Avrupa İnsan Hakları Mahkemesinin bu konudaki içtihatlarına atıfta bulunulan kararda, delillerin değerlendirilmesi, hukuk kurallarının yorumlanması ve uygulanması ile derece mahkemelerince uyuşmazlıkla ilgili varılan sonucun esas yönünden adil olup olmamasının bireysel başvuru incelemesine konu olamayacağı bildirildi.
Kararda, bunun istisnasının, derece mahkemelerinin tespit ve sonuçlarının bariz takdir hatası veya açık keyfilik içermesi ve bu durumun kendiliğinden bireysel başvuru kapsamındaki hak ve özgürlükleri ihlal etmesi olduğu anlatıldı.

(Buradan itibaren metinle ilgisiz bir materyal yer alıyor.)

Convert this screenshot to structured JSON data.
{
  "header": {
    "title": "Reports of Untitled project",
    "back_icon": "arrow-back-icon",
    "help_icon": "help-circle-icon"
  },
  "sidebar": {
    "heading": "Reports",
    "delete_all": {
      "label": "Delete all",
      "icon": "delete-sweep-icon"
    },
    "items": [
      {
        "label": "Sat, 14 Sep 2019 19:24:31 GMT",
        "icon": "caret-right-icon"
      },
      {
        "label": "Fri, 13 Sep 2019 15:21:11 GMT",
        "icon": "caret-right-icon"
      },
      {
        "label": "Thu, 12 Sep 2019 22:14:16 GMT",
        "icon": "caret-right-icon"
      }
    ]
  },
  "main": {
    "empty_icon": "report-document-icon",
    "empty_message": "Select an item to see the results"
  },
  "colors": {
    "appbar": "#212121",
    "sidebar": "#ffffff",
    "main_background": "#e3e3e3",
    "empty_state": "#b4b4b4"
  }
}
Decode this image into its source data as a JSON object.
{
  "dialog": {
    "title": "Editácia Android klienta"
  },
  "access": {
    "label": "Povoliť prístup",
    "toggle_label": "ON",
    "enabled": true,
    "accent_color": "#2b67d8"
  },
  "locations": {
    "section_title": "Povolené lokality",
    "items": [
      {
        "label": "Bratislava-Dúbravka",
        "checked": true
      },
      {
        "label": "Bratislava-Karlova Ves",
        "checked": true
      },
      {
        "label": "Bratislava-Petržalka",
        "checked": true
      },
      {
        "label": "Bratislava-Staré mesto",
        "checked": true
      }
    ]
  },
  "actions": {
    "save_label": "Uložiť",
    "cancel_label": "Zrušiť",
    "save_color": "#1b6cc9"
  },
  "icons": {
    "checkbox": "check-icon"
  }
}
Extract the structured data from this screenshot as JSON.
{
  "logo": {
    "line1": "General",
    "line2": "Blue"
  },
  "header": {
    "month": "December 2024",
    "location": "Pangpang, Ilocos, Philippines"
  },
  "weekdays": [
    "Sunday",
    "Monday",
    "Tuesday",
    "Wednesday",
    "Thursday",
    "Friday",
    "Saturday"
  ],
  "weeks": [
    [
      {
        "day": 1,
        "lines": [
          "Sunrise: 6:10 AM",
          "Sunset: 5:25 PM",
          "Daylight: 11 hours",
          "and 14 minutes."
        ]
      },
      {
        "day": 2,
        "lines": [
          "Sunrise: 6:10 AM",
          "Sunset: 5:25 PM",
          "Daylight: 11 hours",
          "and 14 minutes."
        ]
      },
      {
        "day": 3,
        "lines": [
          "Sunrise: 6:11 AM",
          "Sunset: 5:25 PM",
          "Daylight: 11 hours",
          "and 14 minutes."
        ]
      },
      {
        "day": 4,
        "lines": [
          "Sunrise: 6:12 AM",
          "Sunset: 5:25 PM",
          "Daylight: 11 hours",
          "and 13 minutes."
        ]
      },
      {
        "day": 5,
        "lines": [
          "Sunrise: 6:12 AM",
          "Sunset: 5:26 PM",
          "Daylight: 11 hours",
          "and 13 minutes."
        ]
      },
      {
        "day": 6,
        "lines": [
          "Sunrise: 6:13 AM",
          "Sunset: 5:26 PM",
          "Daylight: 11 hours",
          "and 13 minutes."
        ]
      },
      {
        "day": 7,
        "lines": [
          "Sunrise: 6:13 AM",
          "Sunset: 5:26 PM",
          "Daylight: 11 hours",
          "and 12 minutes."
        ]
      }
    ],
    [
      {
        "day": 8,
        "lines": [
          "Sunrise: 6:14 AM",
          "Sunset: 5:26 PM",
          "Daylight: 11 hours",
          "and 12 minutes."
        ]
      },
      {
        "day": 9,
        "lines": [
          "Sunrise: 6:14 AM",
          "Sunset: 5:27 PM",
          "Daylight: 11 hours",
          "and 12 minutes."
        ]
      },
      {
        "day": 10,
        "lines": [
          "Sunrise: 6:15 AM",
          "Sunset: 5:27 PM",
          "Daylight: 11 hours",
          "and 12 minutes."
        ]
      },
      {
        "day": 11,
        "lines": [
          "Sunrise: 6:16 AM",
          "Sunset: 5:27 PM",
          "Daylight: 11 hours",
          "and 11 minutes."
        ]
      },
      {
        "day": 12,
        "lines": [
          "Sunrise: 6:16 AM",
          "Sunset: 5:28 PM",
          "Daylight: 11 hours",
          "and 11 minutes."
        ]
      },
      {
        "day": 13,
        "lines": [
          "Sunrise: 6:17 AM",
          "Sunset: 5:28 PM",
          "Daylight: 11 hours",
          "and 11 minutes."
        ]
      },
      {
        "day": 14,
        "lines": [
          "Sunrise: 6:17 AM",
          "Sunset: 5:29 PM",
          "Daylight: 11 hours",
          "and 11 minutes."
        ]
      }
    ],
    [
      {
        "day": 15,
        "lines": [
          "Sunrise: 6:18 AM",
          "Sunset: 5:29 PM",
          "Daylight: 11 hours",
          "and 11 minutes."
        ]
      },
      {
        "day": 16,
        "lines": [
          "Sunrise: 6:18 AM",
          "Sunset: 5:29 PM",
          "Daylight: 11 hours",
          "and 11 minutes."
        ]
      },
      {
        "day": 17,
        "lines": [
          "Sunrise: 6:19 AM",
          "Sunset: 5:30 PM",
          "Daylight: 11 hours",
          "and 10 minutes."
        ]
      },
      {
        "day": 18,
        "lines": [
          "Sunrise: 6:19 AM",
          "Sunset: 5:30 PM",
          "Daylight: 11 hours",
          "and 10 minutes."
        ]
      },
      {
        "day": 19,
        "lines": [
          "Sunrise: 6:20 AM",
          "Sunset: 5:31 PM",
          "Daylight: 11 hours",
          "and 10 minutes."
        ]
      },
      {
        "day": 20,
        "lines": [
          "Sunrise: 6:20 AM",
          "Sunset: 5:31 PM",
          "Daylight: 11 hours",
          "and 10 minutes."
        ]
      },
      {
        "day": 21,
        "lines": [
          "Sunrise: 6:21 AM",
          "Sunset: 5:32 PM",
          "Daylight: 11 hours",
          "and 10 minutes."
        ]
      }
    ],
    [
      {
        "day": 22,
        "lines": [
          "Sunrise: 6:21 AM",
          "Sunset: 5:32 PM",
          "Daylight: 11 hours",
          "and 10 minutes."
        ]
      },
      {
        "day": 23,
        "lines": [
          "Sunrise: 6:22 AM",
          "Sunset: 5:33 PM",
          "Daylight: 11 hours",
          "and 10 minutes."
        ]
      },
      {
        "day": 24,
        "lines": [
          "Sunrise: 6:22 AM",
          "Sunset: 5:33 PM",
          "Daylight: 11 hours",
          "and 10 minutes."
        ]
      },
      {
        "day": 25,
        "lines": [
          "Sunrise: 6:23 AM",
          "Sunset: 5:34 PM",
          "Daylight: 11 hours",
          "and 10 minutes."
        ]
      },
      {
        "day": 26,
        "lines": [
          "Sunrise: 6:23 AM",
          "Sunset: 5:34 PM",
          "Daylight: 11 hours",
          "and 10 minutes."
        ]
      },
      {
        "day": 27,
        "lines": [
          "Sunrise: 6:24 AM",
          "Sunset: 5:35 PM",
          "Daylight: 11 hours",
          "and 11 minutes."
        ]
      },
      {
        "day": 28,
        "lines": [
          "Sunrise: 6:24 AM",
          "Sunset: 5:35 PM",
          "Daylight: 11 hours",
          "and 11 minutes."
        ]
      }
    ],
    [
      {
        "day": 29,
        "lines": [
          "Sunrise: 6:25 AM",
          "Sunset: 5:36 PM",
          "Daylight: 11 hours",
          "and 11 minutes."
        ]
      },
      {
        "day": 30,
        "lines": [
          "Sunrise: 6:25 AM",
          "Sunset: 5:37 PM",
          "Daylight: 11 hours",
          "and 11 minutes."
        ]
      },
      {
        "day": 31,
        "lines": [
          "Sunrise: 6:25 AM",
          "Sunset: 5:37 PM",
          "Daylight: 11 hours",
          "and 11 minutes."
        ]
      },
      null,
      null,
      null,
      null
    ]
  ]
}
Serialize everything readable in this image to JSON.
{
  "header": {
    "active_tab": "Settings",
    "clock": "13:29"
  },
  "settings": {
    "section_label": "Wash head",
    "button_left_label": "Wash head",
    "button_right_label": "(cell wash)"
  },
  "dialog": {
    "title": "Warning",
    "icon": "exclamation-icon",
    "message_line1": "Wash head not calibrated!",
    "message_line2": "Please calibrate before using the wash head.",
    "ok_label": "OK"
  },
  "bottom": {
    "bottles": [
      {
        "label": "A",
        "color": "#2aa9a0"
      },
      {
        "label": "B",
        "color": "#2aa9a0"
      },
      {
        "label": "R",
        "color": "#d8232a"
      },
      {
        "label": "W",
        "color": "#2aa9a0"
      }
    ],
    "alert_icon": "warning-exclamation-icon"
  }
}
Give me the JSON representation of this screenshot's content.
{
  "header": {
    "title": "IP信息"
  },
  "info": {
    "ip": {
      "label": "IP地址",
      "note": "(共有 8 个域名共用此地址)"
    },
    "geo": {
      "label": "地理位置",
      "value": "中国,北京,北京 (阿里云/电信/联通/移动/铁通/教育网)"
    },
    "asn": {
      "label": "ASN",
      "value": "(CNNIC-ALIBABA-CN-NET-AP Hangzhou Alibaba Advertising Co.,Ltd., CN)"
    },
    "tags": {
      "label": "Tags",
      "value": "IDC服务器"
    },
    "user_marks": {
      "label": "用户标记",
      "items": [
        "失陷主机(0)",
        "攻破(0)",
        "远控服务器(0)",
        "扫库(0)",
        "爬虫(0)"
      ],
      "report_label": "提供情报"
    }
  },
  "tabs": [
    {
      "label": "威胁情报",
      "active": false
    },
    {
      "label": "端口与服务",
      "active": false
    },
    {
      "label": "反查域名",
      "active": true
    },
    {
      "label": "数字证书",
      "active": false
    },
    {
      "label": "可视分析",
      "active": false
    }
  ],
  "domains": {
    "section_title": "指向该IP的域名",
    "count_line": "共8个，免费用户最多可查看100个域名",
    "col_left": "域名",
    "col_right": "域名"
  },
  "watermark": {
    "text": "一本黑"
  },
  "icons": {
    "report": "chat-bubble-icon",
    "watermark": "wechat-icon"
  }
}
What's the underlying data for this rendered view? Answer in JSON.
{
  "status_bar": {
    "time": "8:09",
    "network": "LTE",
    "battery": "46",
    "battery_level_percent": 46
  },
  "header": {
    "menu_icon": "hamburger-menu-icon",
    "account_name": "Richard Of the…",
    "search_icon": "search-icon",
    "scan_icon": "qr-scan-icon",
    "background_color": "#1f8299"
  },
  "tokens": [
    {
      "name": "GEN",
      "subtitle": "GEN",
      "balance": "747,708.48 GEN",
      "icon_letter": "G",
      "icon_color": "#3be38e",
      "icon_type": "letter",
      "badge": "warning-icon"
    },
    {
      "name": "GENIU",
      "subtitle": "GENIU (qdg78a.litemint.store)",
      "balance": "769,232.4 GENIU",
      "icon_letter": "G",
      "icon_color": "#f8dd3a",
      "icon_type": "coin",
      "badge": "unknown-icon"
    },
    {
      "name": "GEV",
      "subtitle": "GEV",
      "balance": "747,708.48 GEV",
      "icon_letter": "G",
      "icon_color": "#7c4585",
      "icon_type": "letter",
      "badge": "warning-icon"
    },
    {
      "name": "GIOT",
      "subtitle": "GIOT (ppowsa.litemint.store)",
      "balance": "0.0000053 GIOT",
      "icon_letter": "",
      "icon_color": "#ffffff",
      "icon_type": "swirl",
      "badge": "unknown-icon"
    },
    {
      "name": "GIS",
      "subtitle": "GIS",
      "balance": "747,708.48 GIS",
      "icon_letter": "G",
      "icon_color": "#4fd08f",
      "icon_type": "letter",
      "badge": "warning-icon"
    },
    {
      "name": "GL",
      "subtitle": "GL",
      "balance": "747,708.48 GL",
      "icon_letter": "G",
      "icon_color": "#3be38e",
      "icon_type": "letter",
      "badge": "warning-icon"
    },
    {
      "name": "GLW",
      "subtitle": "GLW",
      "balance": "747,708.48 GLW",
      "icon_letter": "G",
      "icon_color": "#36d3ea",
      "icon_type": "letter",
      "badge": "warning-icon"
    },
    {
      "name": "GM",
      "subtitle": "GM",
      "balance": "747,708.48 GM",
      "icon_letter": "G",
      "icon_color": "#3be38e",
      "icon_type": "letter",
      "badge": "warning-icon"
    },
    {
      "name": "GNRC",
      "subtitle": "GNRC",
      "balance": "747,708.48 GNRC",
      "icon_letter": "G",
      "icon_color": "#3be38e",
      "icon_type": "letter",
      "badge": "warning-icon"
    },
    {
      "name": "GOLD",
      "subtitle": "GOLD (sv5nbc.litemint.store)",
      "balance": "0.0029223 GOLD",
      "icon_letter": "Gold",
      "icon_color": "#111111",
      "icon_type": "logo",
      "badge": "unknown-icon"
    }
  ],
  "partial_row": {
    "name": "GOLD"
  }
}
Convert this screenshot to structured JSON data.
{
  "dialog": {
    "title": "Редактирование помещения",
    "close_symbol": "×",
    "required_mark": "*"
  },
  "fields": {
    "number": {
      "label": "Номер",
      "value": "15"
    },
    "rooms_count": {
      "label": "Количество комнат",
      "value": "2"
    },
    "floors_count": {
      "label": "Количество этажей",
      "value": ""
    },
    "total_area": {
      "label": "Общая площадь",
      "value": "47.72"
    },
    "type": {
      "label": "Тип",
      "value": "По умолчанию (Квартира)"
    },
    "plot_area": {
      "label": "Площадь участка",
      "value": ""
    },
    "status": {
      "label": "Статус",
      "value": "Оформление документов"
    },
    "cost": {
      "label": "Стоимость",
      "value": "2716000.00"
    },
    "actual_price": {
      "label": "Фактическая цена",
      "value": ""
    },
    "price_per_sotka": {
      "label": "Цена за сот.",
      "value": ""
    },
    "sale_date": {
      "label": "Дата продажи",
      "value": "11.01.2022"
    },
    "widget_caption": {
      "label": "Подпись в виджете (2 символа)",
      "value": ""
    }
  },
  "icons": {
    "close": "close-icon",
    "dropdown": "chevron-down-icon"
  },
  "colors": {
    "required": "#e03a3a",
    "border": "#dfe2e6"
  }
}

Başvurucunun, hukuka aykırı olduğunu iddia ettiği bir kısım telefon konuşmalarının, aynı soruşturma kapsamındaki diğer sanıklarla ilgili iletişimin denetlenmesi tedbirinin uygulanması sonucu elde edildiği belirtilen kararda, bu kayıtların 5271 sayılı Kanun'un 135. maddesindeki katalog suçlarla sınırlı olmak kaydıyla kullanılabileceğinin Yargıtay tarafından kabul edildiği aktarıldı.
Delillerin değerlendirilmesinde bariz takdir hatası veya açıkça keyfilik oluşturan bir bulguya rastlanmadığı ifade edilen kararda, "silahların eşitliği" ve "çelişmeli yargılama" ilkelerine aykırı olarak başvurucuya delillerini sunma, inceletme ve itiraz etme hususlarında uygun olanakların sağlanmadığına yönelik bir delil de olmadığı kaydedildi.
Kararda, bu nedenlerle başvurucunun iddialarının "açıkça dayanaktan yoksun" bulunduğu belirtildi.